The month-two exit most teams misread

From Pranay Parikh, MD:

The most common month-two exit is not a clinical one. The patient stops because they have not lost weight, and concludes the medication does not work for them.

But the first month's dose is not really there to produce weight loss. It is there to let the body get used to the medication. The starting dose is tolerance, not treatment. The patient was never going to see much on the scale, and nobody told them that.

That is not an appropriate discontinuation. It is a preventable service failure, and it happened before the first injection. It happened in the ad, in the welcome email, in whatever set the expectation. If your onboarding does not say plainly that month one is titration and the scale is not the month-one scorecard, you will lose patients who were responding exactly as expected.

This is why month-two retention is a marketing problem before it is a clinical one. The dose schedule is not going to change. What the patient was told to expect from it can.

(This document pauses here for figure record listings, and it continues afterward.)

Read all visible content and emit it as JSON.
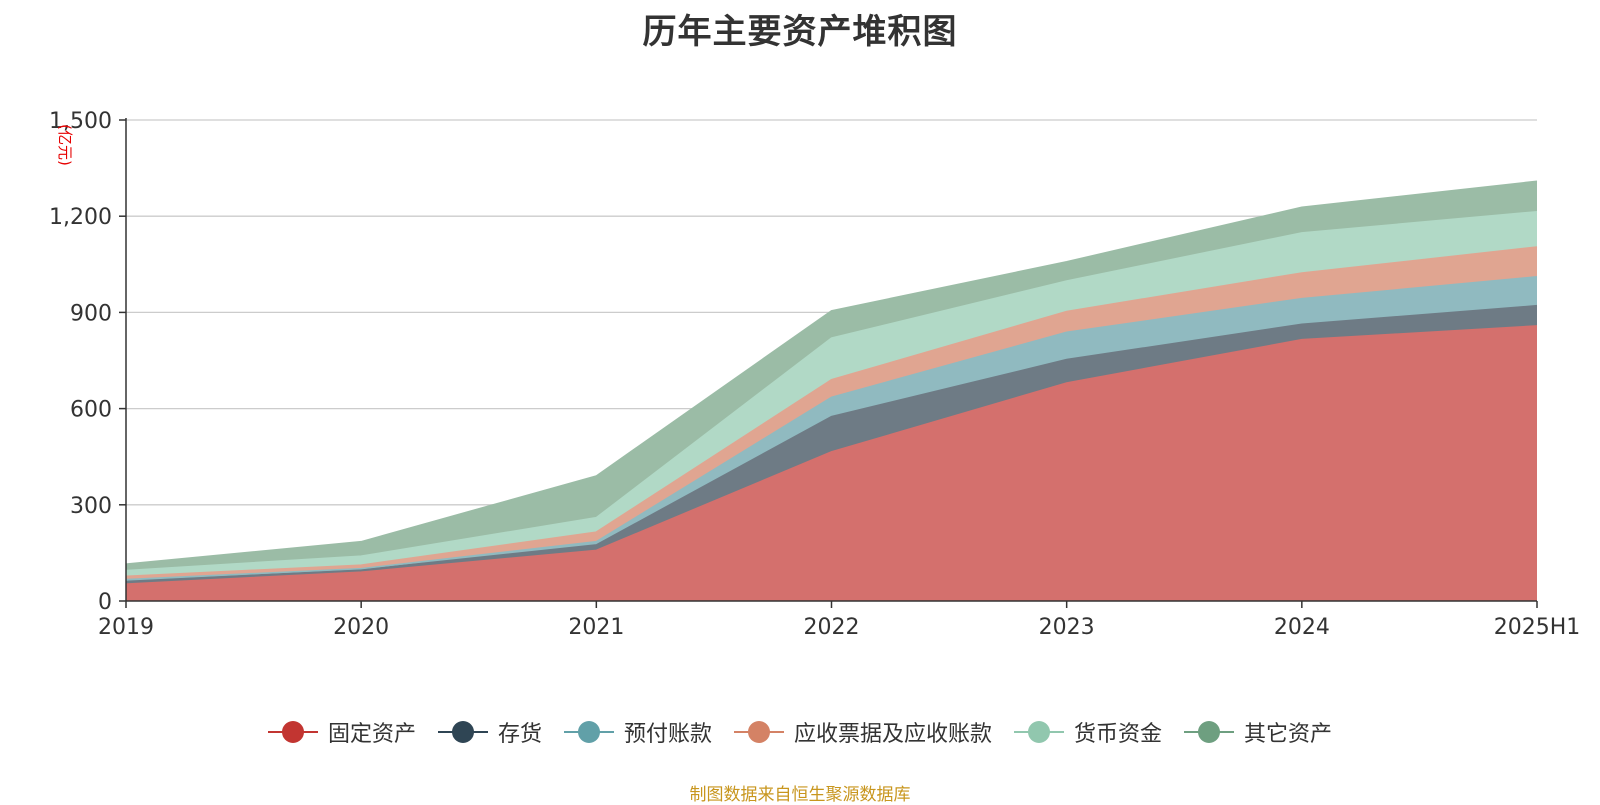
{
  "title": "历年主要资产堆积图",
  "source_note": "制图数据来自恒生聚源数据库",
  "colors": {
    "axis": "#333333",
    "grid": "#cccccc",
    "unit": "#e60000",
    "tick_text": "#333333"
  },
  "chart_data": {
    "type": "area",
    "stacked": true,
    "title": "历年主要资产堆积图",
    "ylabel": "(亿元)",
    "xlabel": "",
    "categories": [
      "2019",
      "2020",
      "2021",
      "2022",
      "2023",
      "2024",
      "2025H1"
    ],
    "ylim": [
      0,
      1500
    ],
    "yticks": [
      0,
      300,
      600,
      900,
      1200,
      1500
    ],
    "ytick_labels": [
      "0",
      "300",
      "600",
      "900",
      "1,200",
      "1,500"
    ],
    "grid": true,
    "legend_position": "bottom",
    "series": [
      {
        "name": "固定资产",
        "color": "#c23531",
        "fill": "#d4706d",
        "values": [
          53,
          90,
          158,
          465,
          680,
          815,
          858
        ]
      },
      {
        "name": "存货",
        "color": "#2f4554",
        "fill": "#6e7b85",
        "values": [
          8,
          7,
          17,
          110,
          73,
          48,
          63
        ]
      },
      {
        "name": "预付账款",
        "color": "#61a0a8",
        "fill": "#90bac0",
        "values": [
          6,
          4,
          10,
          60,
          85,
          80,
          90
        ]
      },
      {
        "name": "应收票据及应收账款",
        "color": "#d48265",
        "fill": "#e0a591",
        "values": [
          10,
          11,
          30,
          55,
          65,
          80,
          93
        ]
      },
      {
        "name": "货币资金",
        "color": "#91c7ae",
        "fill": "#b1d9c6",
        "values": [
          18,
          28,
          45,
          130,
          95,
          125,
          110
        ]
      },
      {
        "name": "其它资产",
        "color": "#6e9f80",
        "fill": "#9bbca6",
        "values": [
          20,
          45,
          130,
          85,
          60,
          80,
          95
        ]
      }
    ]
  }
}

Find the first point where continuing stopped making sense

First changed signal Leading explanation Evidence to inspect
Planned completion or referral rose Appropriate clinical exit Aggregated disposition and follow-up plan
Price or coverage exits rose on a known date Payment-path change Cohort, payer, copay shown, and effective date
Due follow-ups rose but completed visits fell Access or handoff failure Modality, wait time, state, clinician, and support queue
Meaningful activity faded before cancellation Recurring-value or service gap Scheduling attempts, replies, care-plan actions, and unresolved requests
Operations held but unknown exits rose Expectation and communication gap Signup promise, first-visit summary, renewal notice, and exit interview

Then make six decisions:

  1. Define a valid retained patient. Use an indicated follow-up, an appropriate active-care status, or another care-model event. Do not use a login alone.
  2. Separate healthy exits. Keep completion and referral visible without treating indefinite enrollment as success.
  3. Split price and coverage cohorts. Do not blend cash pay, commercial coverage, and Medicare when their choices differ.
  4. Track the first missing action. A failed payment, unavailable slot, unread message, and silent cancellation need different owners.
  5. Inspect modality and state. Video, phone, and in-person fallback access should not share one unexplained total.
  6. Repair the earliest break. Clarify the plan before renewal, restore a usable next step before adding reminders, and fix support ownership before asking the patient to reengage.

The output should be a named exit reason, a date, a cohort, and an owner. "Month-two churn" is only the symptom.

Get the Marketing Triage diagnostic by email to sort the cliff into appropriate completion, recurring value, price, access, payment, or follow-up.

If the result remains mixed, use marketing triage to identify which retention review should come first.

Use why retention drops off after month 2 to examine the earliest preventable exits, then map each handoff with the telehealth growth metrics reference. The Marketing Triage diagnostic turns exit reasons into a prioritized review, while the telehealth growth metrics reference connects the full patient relationship.

FAQ

Is every month-two departure a retention problem?

No. Planned completion, a clinician-directed referral, or the end of an episodic need can be appropriate. Separate those outcomes from price confusion, payment failure, unavailable follow-up, service problems, and silent departure before deciding what to change.

How should a telehealth service measure retention for episodic care?

Define the next clinically and operationally meaningful event for that care model, such as an indicated follow-up or an appropriate active-care status. Report planned completion and referral separately so indefinite enrollment does not become the default definition of success.

What should we inspect first when many patients leave after month two?

First verify whether continued care was expected, then find the earliest break across price and coverage, recurring value, appointment access, payment, follow-up clarity, and handoff ownership. Fix that earliest break before adding reminders.